Non lo vidi arrivare, troppo presa a rileggere i messaggi che ogni giorno ormai mi scambiavo con Christian, e quando sentii la sua voce già così vicina per poco non urlai.
«Ciao Pel di carota! Che fai?» Con i gomiti poggiati sul muretto si sporse sul mio cellulare che prontamente nascosi alla sua vista.
«Non sono fatti tuoi!» Esclamai con il viso in fiamme. Sorrise come qualcuno che conoscesse comunque la risposta, poi prese a osservare la partita in corso, anche se la sua attenzione sembrava lontana anni luce.
Lo scrutai con la coda dell’occhio: indossava la divisa da calcio, la maglia blu con i bordi gialli era sporca di terriccio ed erba, del bianco dei pantaloncini vi era rimasto davvero poco tanto erano macchiati di terra, i calzettoni tirati fino al polpaccio e le scarpette sporche di fango. Lui si voltò, dando le spalle al campo e facendo penzolare le mani oltre il muretto per guardarmi in faccia. Prontamente abbassai lo sguardo, pur sapendo che era troppo tardi: si era accorto che lo stavo fissando. Sentii un gran calore salirmi fin sulle guance.
Quanto ero patetica!
«Ti piaccio come sono vestito?» Si avvicinò un po’, abbassando il tono di voce. «Tutto sporco e sudato…» gli diedi una leggera spintarella per allontanarlo.
«Smettila di fare il cretino!» Lui rise e tornò al suo posto.

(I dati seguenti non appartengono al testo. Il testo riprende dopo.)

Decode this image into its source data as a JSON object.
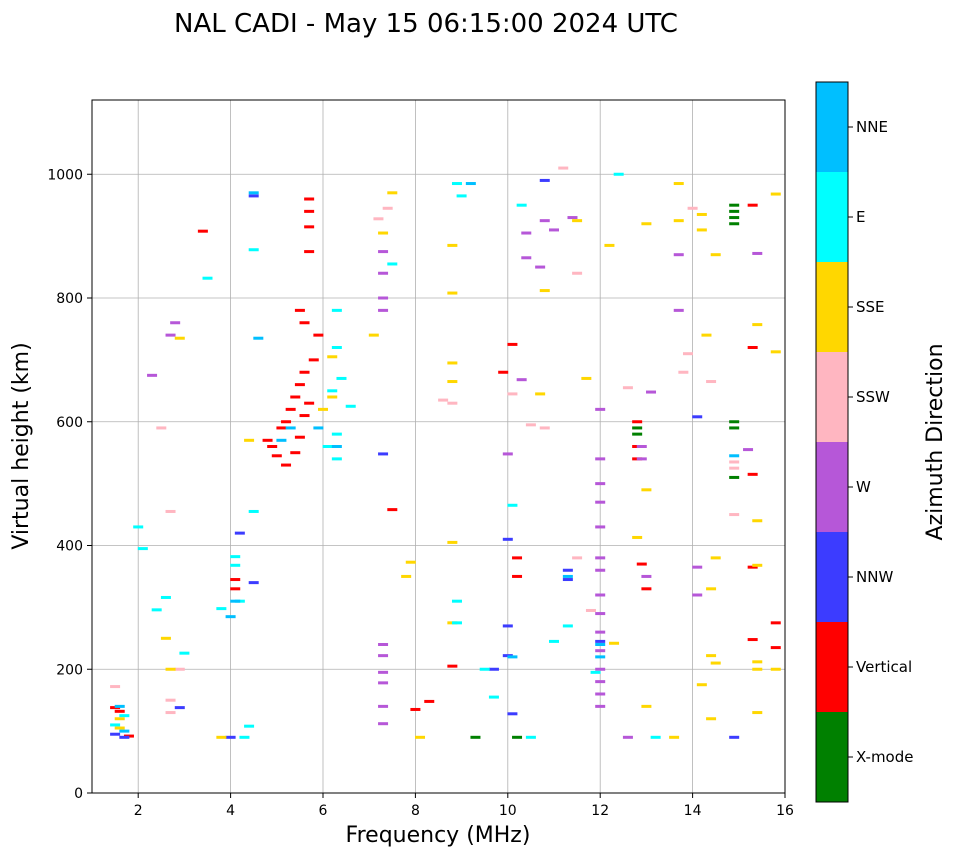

«Tua mamma sta bene?» mi chiese. Alzai gli occhi per prendere tempo, il cielo azzurro era completamente privo di nuvole.
«Non è ancora uscita dall’ospedale, ma sì, sta meglio, deve solo accettare il fatto che è depressa e di conseguenza le cure che i medici le impongono» non disse più niente per un po’ e poiché mi imbarazzava che se ne stesse lì senza fare conversazione, senza accennare ad andarsene – sembrava di nuovo caduto in trance, con gli occhi fissi sulle proprie mani – gli domandai se anche sua mamma, quando il padre era andato via, era caduta in depressione.
«Chi? Mamma?» sorrise. «Con tre figli piccoli non ha avuto neanche il tempo di pensare alla depressione. Ricordo solo che disse: se quel pezzo di merda di vostro padre si è fatto un’altra vita con una donna da quattro soldi, perché noi dovremmo smettere di vivere? E il giorno dopo uscì di casa alle sei di mattina per cercare lavoro.»
Ricordo che pensai che un giorno sarei voluta essere come quella donna, come la mamma di Willy, che era riuscita a superare lo shock del tradimento e dell’abbandono, la fame e la carestia, senza mai far mancare nulla ai suoi figli.
«Domenica hai la gara di nuoto» quasi sospirò lui e io annuì, quindi si girò completamente verso di me. «Verrò a vederti» sgranai gli occhi, balbettando che non ce ne era bisogno, pensando che sarebbe potuto esserci anche Christian e non mi andava che si incontrassero. Le cose con Cris stavano migliorando da quando gli avevo detto che io e Willy non stavamo più insieme, avevo paura che vedendolo avesse potuto pensare chissà cosa e sarebbe crollato tutto. Ma lui insistette:
«Non vuoi che venga a tifare per te? Avevo anche in mente uno striscione» spalancò le braccia in alto, con le mani aperte, in un gesto plateale. «“Forza Stellina rossa”» gli diedi dell’idiota e rise. «E poi ci saranno un sacco di ragazze in costume» lo guardai male e lui strizzò l’occhio, scompigliandomi i capelli. «Ciao ciao, Celestina!» e trotterellò via.
Notai come alcune delle ragazze che stavano giocando a pallavolo gli lanciassero occhiate di ammirazione, sghignazzando tra loro. Scossi il capo e scesi dal muretto con un balzo, proponendo il cambio a Jenny che sembrava stremata: era troppo delicata per strapazzarsi sotto il sole di maggio. E al diamine la gara di nuoto, avevo bisogno di sfogare quella strana e inaspettata sensazione di ansia.